Rebecca Chambers stepped fully into the light of the passenger car, the heavy sliding door clicking shut behind her, muting the torrential rain outside to a dull roar.

The atmosphere inside was heavy, suffocating. It smelled of expensive mahogany, stale perfume, and something else—something metallic and sharp.

Copper, Rebecca's medic brain supplied unhelpfully. Arterial spray. Old blood.

There was only the static hiss of the intercom radio in the carriage, buzzing like an angry insect. Five people lay slumped on the velvet train seats, their bodies twisted in unnatural angles, motionless.

"S.T.A.R.S.?" she called out again, her voice trembling slightly, betraying the eighteen-year old girl beneath the tactical vest. "Police! Is anyone hurt?"

Silence.

Then, a rustle of fabric. Movement in the third row.

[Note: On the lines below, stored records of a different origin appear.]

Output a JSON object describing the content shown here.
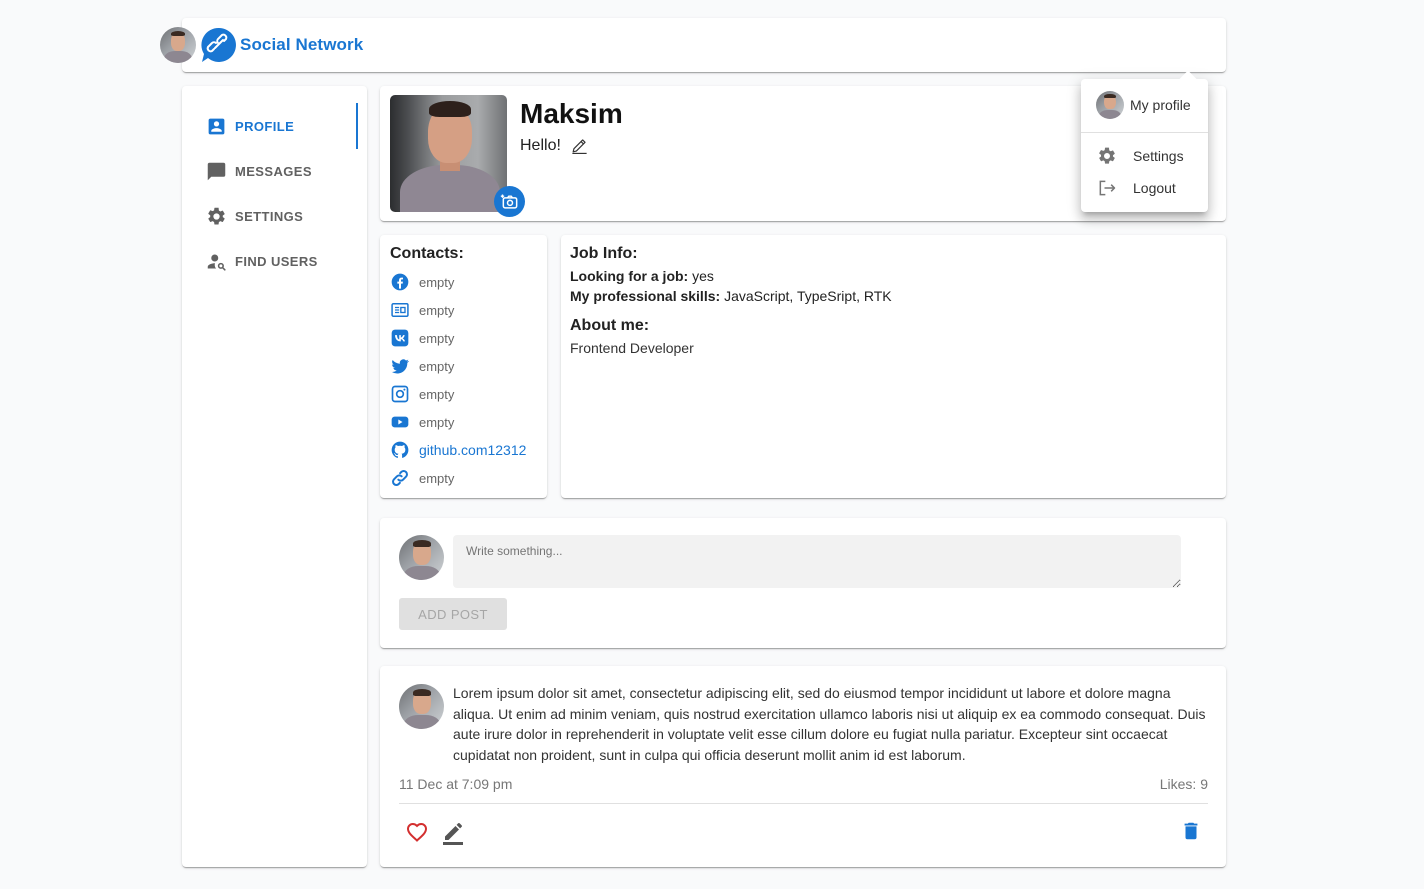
{
  "colors": {
    "accent": "#1976d2",
    "like": "#d32f2f",
    "background": "#f9fafb"
  },
  "header": {
    "app_title": "Social Network",
    "logo_icon": "link-chat-icon"
  },
  "sidebar": {
    "items": [
      {
        "label": "PROFILE",
        "icon": "account-box-icon",
        "active": true
      },
      {
        "label": "MESSAGES",
        "icon": "message-icon",
        "active": false
      },
      {
        "label": "SETTINGS",
        "icon": "gear-icon",
        "active": false
      },
      {
        "label": "FIND USERS",
        "icon": "person-search-icon",
        "active": false
      }
    ]
  },
  "profile": {
    "name": "Maksim",
    "status": "Hello!"
  },
  "menu": {
    "my_profile": "My profile",
    "settings": "Settings",
    "logout": "Logout"
  },
  "contacts": {
    "title": "Contacts:",
    "items": [
      {
        "icon": "facebook-icon",
        "value": "empty"
      },
      {
        "icon": "website-icon",
        "value": "empty"
      },
      {
        "icon": "vk-icon",
        "value": "empty"
      },
      {
        "icon": "twitter-icon",
        "value": "empty"
      },
      {
        "icon": "instagram-icon",
        "value": "empty"
      },
      {
        "icon": "youtube-icon",
        "value": "empty"
      },
      {
        "icon": "github-icon",
        "value": "github.com12312"
      },
      {
        "icon": "link-icon",
        "value": "empty"
      }
    ]
  },
  "job": {
    "title": "Job Info:",
    "looking_label": "Looking for a job:",
    "looking_value": "yes",
    "skills_label": "My professional skills:",
    "skills_value": "JavaScript, TypeSript, RTK",
    "about_title": "About me:",
    "about_value": "Frontend Developer"
  },
  "new_post": {
    "placeholder": "Write something...",
    "button": "ADD POST"
  },
  "post": {
    "text": "Lorem ipsum dolor sit amet, consectetur adipiscing elit, sed do eiusmod tempor incididunt ut labore et dolore magna aliqua. Ut enim ad minim veniam, quis nostrud exercitation ullamco laboris nisi ut aliquip ex ea commodo consequat. Duis aute irure dolor in reprehenderit in voluptate velit esse cillum dolore eu fugiat nulla pariatur. Excepteur sint occaecat cupidatat non proident, sunt in culpa qui officia deserunt mollit anim id est laborum.",
    "date": "11 Dec at 7:09 pm",
    "likes": "Likes: 9"
  }
}
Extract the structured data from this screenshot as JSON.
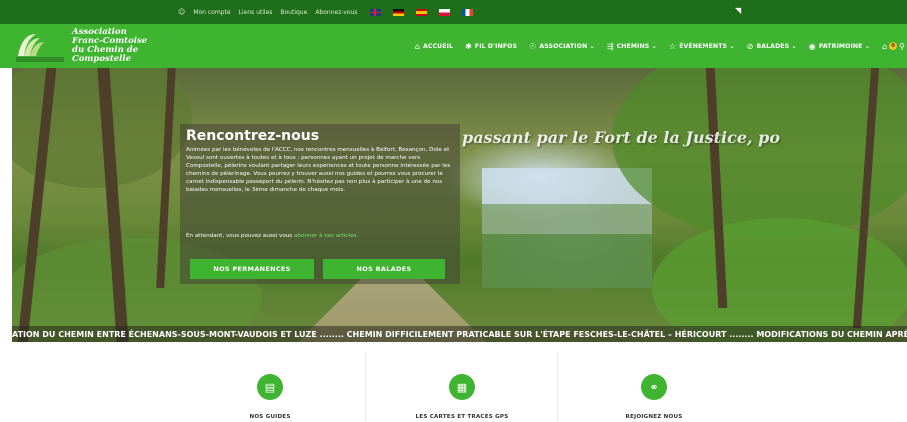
{
  "topbar": {
    "links": [
      "Mon compte",
      "Liens utiles",
      "Boutique",
      "Abonnez-vous"
    ],
    "flags": [
      "flag-uk",
      "flag-de",
      "flag-es",
      "flag-pl",
      "flag-fr"
    ],
    "rss_icon": "rss-icon"
  },
  "brand": {
    "line1": "Association",
    "line2": "Franc-Comtoise",
    "line3": "du Chemin de",
    "line4": "Compostelle"
  },
  "nav": [
    {
      "icon": "home-icon",
      "glyph": "⌂",
      "label": "ACCUEIL"
    },
    {
      "icon": "pin-icon",
      "glyph": "✱",
      "label": "FIL D'INFOS"
    },
    {
      "icon": "people-icon",
      "glyph": "☉",
      "label": "ASSOCIATION ⌄"
    },
    {
      "icon": "signpost-icon",
      "glyph": "⇶",
      "label": "CHEMINS ⌄"
    },
    {
      "icon": "star-icon",
      "glyph": "☆",
      "label": "ÉVÉNEMENTS ⌄"
    },
    {
      "icon": "compass-icon",
      "glyph": "⊘",
      "label": "BALADES ⌄"
    },
    {
      "icon": "eye-icon",
      "glyph": "◉",
      "label": "PATRIMOINE ⌄"
    }
  ],
  "cart": {
    "count": "0"
  },
  "hero": {
    "overlay_title": "passant par le Fort de la Justice, po",
    "panel_title": "Rencontrez-nous",
    "panel_text": "Animées par les bénévoles de l'ACCC, nos rencontres mensuelles à Belfort, Besançon, Dole et Vesoul sont ouvertes à toutes et à tous : personnes ayant un projet de marche vers Compostelle, pèlerins voulant partager leurs expériences et toute personne intéressée par les chemins de pèlerinage. Vous pourrez y trouver aussi nos guides et pourrez vous procurer le carnet indispensable passeport du pèlerin. N'hésitez pas non plus à participer à une de nos balades mensuelles, le 3ème dimanche de chaque mois.",
    "panel_text2_prefix": "En attendant, vous pouvez aussi vous ",
    "panel_text2_link": "abonner à nos articles.",
    "btn1": "NOS PERMANENCES",
    "btn2": "NOS BALADES"
  },
  "ticker": "ATION DU CHEMIN ENTRE ÉCHENANS-SOUS-MONT-VAUDOIS ET LUZE ........ CHEMIN DIFFICILEMENT PRATICABLE SUR L'ÉTAPE FESCHES-LE-CHÂTEL – HÉRICOURT ........ MODIFICATIONS DU CHEMIN APRÈS BE",
  "features": [
    {
      "icon": "book-icon",
      "glyph": "▤",
      "label": "NOS GUIDES"
    },
    {
      "icon": "map-icon",
      "glyph": "▦",
      "label": "LES CARTES ET TRACES GPS"
    },
    {
      "icon": "handshake-icon",
      "glyph": "⚭",
      "label": "REJOIGNEZ NOUS"
    }
  ],
  "colors": {
    "green": "#3fb431",
    "dark_green": "#1f6e1a"
  }
}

A man was sitting there. He was wearing a grey business suit, stained dark at the collar. He was slumped forward, chin to chest.

"Sir?" Rebecca lowered her weapon slightly, her instincts shifting from 'officer' to 'healer.' She took a step forward. "Sir, I'm an officer with S.T.A.R.S. Are you injured? Do you need assistance?"

Rebecca walked closer, her boots squeaking softly on the blood-slicked carpet. She reached out a gloved hand to touch his shoulder.

The man groaned.

It wasn't a cry for help. It was a wet, gurgling sound, like air bubbling through fluid in a punctured lung.

He slowly turned his head.

Rebecca froze. The breath trapped in her throat turned to ice.

The person in the seat was dead. Biologically, clinically, undeniably dead.

Half of the man's face was missing. The skin was grey, peeling away from the skull like wet paper. His jaw hung slack, the mouth smeared with fresh, crimson blood that dripped onto his tie. But it was the eyes that broke her reality. They were bulging, clouded with a milky, cataract-white haze that stared at nothing and everything.

"Uhh... uhhh..."

At that moment, the corpse in the chair didn't slump over. It stood up.

It roared—a guttural, hungry sound—and stretched out its hands, stumbling toward her with jerky, spasmodic movements.

This shocked Rebecca to her core. Her mind, trained in chemistry and biology, screamed a rejection. Dead tissues do not contract. Synapses do not fire after cessation of heart function. This is impossible.

Then the woman next to him stood up. Her neck was broken, head lolling to the side.

Then the passenger across the aisle rose, missing an arm.

They all looked dead. And they were all moving.

"Freeze!" Rebecca shouted, bringing her Samurai Edge up. Her voice cracked, high and terrified. "Stay back! I said stay back!"